Movie of the day: Lubo by Giorgio Diritti


Venice 80 – Competition

Italy/Switzerland, 2023 Director Giorgio Diritti With Franz Rogowski, Christophe Sermet, Valentina Bellè, Noemi Besedes, Cecilia Steiner, Joel Basman Running time 181′

The last of the six Italian films in competition at the 80th Venice Film Festival marks the return of Giorgio Diritti after he attended the Berlinale in 2020 with the feature film about painter Antonio Ligabue Volevo nascondermi (Silver Bear for Elio Germano’s performance, Silver Ribbon of the Year and seven David di Donatello awards, including film and director) and on the Lido with the short Zombie. Singer of rural communities and marginalized characters (the focus of his revelatory debut feature, Il vento fa il suo giro, 2005), this time the award-winning filmmaker competes for the Golden Lion with Lubo, inspired by Mario Cavatore’s novel Il seminatore.

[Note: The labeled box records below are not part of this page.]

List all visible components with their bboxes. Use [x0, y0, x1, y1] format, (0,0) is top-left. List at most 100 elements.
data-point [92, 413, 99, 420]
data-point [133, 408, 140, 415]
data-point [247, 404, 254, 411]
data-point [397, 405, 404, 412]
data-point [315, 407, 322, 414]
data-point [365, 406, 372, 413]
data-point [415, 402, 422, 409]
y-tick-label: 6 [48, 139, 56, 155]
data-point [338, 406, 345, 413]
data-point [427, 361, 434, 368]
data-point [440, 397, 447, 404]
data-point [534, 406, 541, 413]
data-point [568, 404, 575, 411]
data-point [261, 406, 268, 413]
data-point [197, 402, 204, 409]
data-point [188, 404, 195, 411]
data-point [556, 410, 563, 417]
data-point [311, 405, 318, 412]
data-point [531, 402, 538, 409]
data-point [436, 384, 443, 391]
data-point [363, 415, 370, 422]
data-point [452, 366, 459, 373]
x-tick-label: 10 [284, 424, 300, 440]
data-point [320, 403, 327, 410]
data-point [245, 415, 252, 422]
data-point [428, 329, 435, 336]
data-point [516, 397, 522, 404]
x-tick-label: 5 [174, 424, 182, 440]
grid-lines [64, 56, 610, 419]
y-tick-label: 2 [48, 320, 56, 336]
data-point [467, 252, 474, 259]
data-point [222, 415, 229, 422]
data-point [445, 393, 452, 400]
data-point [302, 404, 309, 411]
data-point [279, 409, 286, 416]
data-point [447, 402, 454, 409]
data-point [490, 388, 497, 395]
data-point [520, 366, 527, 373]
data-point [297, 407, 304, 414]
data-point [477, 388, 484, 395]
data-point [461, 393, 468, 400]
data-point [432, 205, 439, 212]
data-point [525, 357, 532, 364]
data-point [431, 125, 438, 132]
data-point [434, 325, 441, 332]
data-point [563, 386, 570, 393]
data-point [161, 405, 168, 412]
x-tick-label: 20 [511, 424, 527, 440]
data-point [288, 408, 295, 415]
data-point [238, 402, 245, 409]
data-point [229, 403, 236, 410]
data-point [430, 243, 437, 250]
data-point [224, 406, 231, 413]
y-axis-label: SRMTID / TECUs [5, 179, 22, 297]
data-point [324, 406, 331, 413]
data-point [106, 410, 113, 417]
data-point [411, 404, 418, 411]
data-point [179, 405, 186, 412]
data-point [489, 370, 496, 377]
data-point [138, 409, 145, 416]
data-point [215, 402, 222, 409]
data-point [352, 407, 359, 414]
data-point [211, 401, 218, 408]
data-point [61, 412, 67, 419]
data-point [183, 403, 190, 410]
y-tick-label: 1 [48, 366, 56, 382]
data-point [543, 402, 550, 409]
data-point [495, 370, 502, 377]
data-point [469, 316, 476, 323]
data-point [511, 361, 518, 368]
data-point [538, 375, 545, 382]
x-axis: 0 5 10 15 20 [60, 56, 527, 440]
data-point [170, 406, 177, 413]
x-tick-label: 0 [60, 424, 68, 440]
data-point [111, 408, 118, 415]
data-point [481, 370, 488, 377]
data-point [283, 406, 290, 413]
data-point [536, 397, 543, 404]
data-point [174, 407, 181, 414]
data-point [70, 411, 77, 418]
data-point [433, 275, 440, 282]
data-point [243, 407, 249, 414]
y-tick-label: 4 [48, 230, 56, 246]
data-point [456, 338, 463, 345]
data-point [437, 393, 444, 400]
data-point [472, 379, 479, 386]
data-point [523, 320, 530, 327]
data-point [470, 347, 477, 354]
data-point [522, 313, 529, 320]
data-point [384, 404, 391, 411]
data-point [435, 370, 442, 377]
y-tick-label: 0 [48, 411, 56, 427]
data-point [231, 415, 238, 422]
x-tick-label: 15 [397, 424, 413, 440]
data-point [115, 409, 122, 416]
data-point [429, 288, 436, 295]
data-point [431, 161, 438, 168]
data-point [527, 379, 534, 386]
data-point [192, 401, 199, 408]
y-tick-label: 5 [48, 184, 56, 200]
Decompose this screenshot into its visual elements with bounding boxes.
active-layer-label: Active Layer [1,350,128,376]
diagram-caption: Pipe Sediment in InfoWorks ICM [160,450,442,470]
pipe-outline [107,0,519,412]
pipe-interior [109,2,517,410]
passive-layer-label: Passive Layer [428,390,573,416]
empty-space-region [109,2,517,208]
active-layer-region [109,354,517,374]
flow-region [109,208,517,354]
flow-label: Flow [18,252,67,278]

When he read the book, Diritti explains, “revealed to me little-known events that happened in Switzerland for fifty years, leading me to reflect on the sense of justice, institutions, the meaning of educating and loving.” The result is a film from which “emerges how insane principles and discriminatory laws generate an evil that spreads like an oil stain over time, penetrating the lives of men, changing their paths, their values, generating pain, anger, violence, ambiguity … but also a love for life and for one’s children that wants to survive everything and bring back justice.” Indeed, at the centre, we have the title character (played by Franz Rogowski of Freaks Out and Disco Boy), a nomadic street performer who, in 1939, after being called up to the ranks of the Swiss army to defend the borders from a possible German invasion, discovers that his wife has died trying to prevent law enforcement from taking away the couple’s three young children, taken from the family in deference to the Swiss government’s national re-education program aimed at eradicating Jenisch culture. For Lubo, it is the beginning of an odyssey to search for his children and to reassert the dignity of so many like him. Diritti returns to recount the abuses and wounds of History, as he did for one of his best-known and most appreciated titles, L’uomo che verrà (2009), a re-enactment of the massacre of Monte Sole (aka Marzabotto) carried out by the Nazi-Fascists in 1944 against the civilian population of the Apennines of Emilia. The film, shot in the local dialect with Italian subtitles, won two awards at the Rome International Film Festival, as well as three David di Donatello awards (including best feature film) and three Nastri d’argento in 2010.